What I find fascinating about Abby’s response here is that she doesn’t name, identify, or discuss what happened to Staying Silent. The response is framed as ‘you wouldn’t want your cousin to marry a guy who would cheat on her, right?’
As opposed to ‘you wouldn’t want your cousin to marry someone who commits sexual assault, would you?’
Hrm, I wonder why that might be. Here we have a girl who describes being ‘touched inappropriately’ and says that she is afraid to talk to someone about it. I feel like a supportive and helpful response would name what happened—sexual assault—and provide the reader with resources such as referrals to sexual assault crisis centers or organizations like RAINN. Staying Silent did have another option; talking with a counselor instead of a family member about what happened, and maybe talking with the counselor about a way to bring this event up with her family.

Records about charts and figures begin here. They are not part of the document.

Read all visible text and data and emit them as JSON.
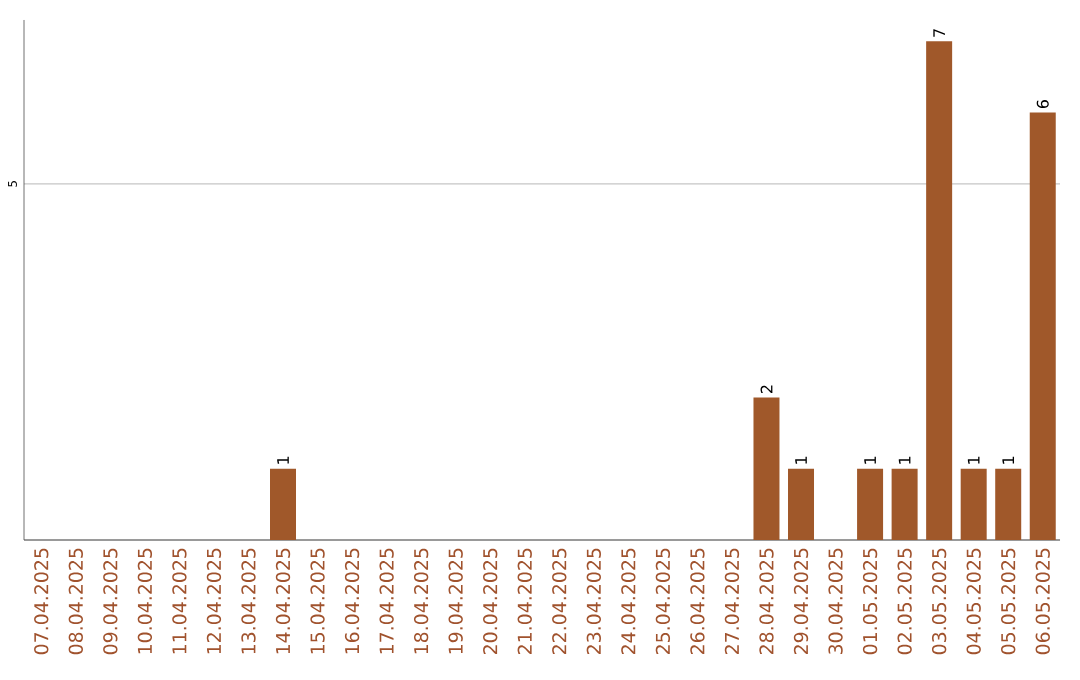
{
  "chart_data": {
    "type": "bar",
    "categories": [
      "07.04.2025",
      "08.04.2025",
      "09.04.2025",
      "10.04.2025",
      "11.04.2025",
      "12.04.2025",
      "13.04.2025",
      "14.04.2025",
      "15.04.2025",
      "16.04.2025",
      "17.04.2025",
      "18.04.2025",
      "19.04.2025",
      "20.04.2025",
      "21.04.2025",
      "22.04.2025",
      "23.04.2025",
      "24.04.2025",
      "25.04.2025",
      "26.04.2025",
      "27.04.2025",
      "28.04.2025",
      "29.04.2025",
      "30.04.2025",
      "01.05.2025",
      "02.05.2025",
      "03.05.2025",
      "04.05.2025",
      "05.05.2025",
      "06.05.2025"
    ],
    "values": [
      0,
      0,
      0,
      0,
      0,
      0,
      0,
      1,
      0,
      0,
      0,
      0,
      0,
      0,
      0,
      0,
      0,
      0,
      0,
      0,
      0,
      2,
      1,
      0,
      1,
      1,
      7,
      1,
      1,
      6
    ],
    "value_labels": [
      null,
      null,
      null,
      null,
      null,
      null,
      null,
      "1",
      null,
      null,
      null,
      null,
      null,
      null,
      null,
      null,
      null,
      null,
      null,
      null,
      null,
      "2",
      "1",
      null,
      "1",
      "1",
      "7",
      "1",
      "1",
      "6"
    ],
    "color": "#a0582a",
    "ylim": [
      0,
      7.3
    ],
    "yticks": [
      5
    ],
    "grid": "y"
  }
}
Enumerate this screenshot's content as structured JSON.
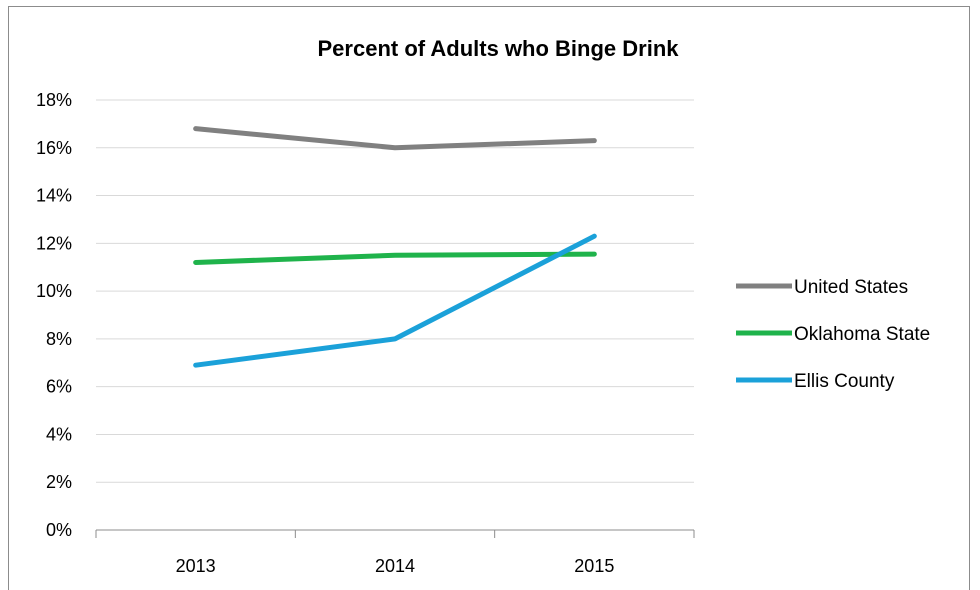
{
  "chart_data": {
    "type": "line",
    "title": "Percent of Adults who Binge Drink",
    "xlabel": "",
    "ylabel": "",
    "categories": [
      "2013",
      "2014",
      "2015"
    ],
    "y_tick_labels": [
      "0%",
      "2%",
      "4%",
      "6%",
      "8%",
      "10%",
      "12%",
      "14%",
      "16%",
      "18%"
    ],
    "ylim": [
      0,
      18
    ],
    "y_unit": "percent",
    "grid": true,
    "legend_position": "right",
    "series": [
      {
        "name": "United States",
        "color": "#808080",
        "values": [
          16.8,
          16.0,
          16.3
        ]
      },
      {
        "name": "Oklahoma State",
        "color": "#1fb34b",
        "values": [
          11.2,
          11.5,
          11.55
        ]
      },
      {
        "name": "Ellis County",
        "color": "#1ba1d9",
        "values": [
          6.9,
          8.0,
          12.3
        ]
      }
    ]
  }
}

Instead, Dear Abby didn’t address the actual event which occurred and informed Staying Silent that she should ‘be brave’ and ‘do the right thing’ by telling her parents. Refusing to name sexual assault is one of the reasons it is so hard to address. Calling sexual assault ‘hitting on’ someone makes it that much harder for a victim to identify it in the future; when Staying Silent is groped on a bus, is that being ‘hit on’? How about when she’s pressured into unwanted sexual contact by a partner?
How monumentally unhelpful.
Staying Silent, if you’re out there and you happen to be reading this: What happened to you was sexual assault. It was not ok. Some resources you might find helpful are the Guam Coalition Against Sexual Assault and Family Violence and the Healing Hearts Crisis Centre, both of which offer counseling services.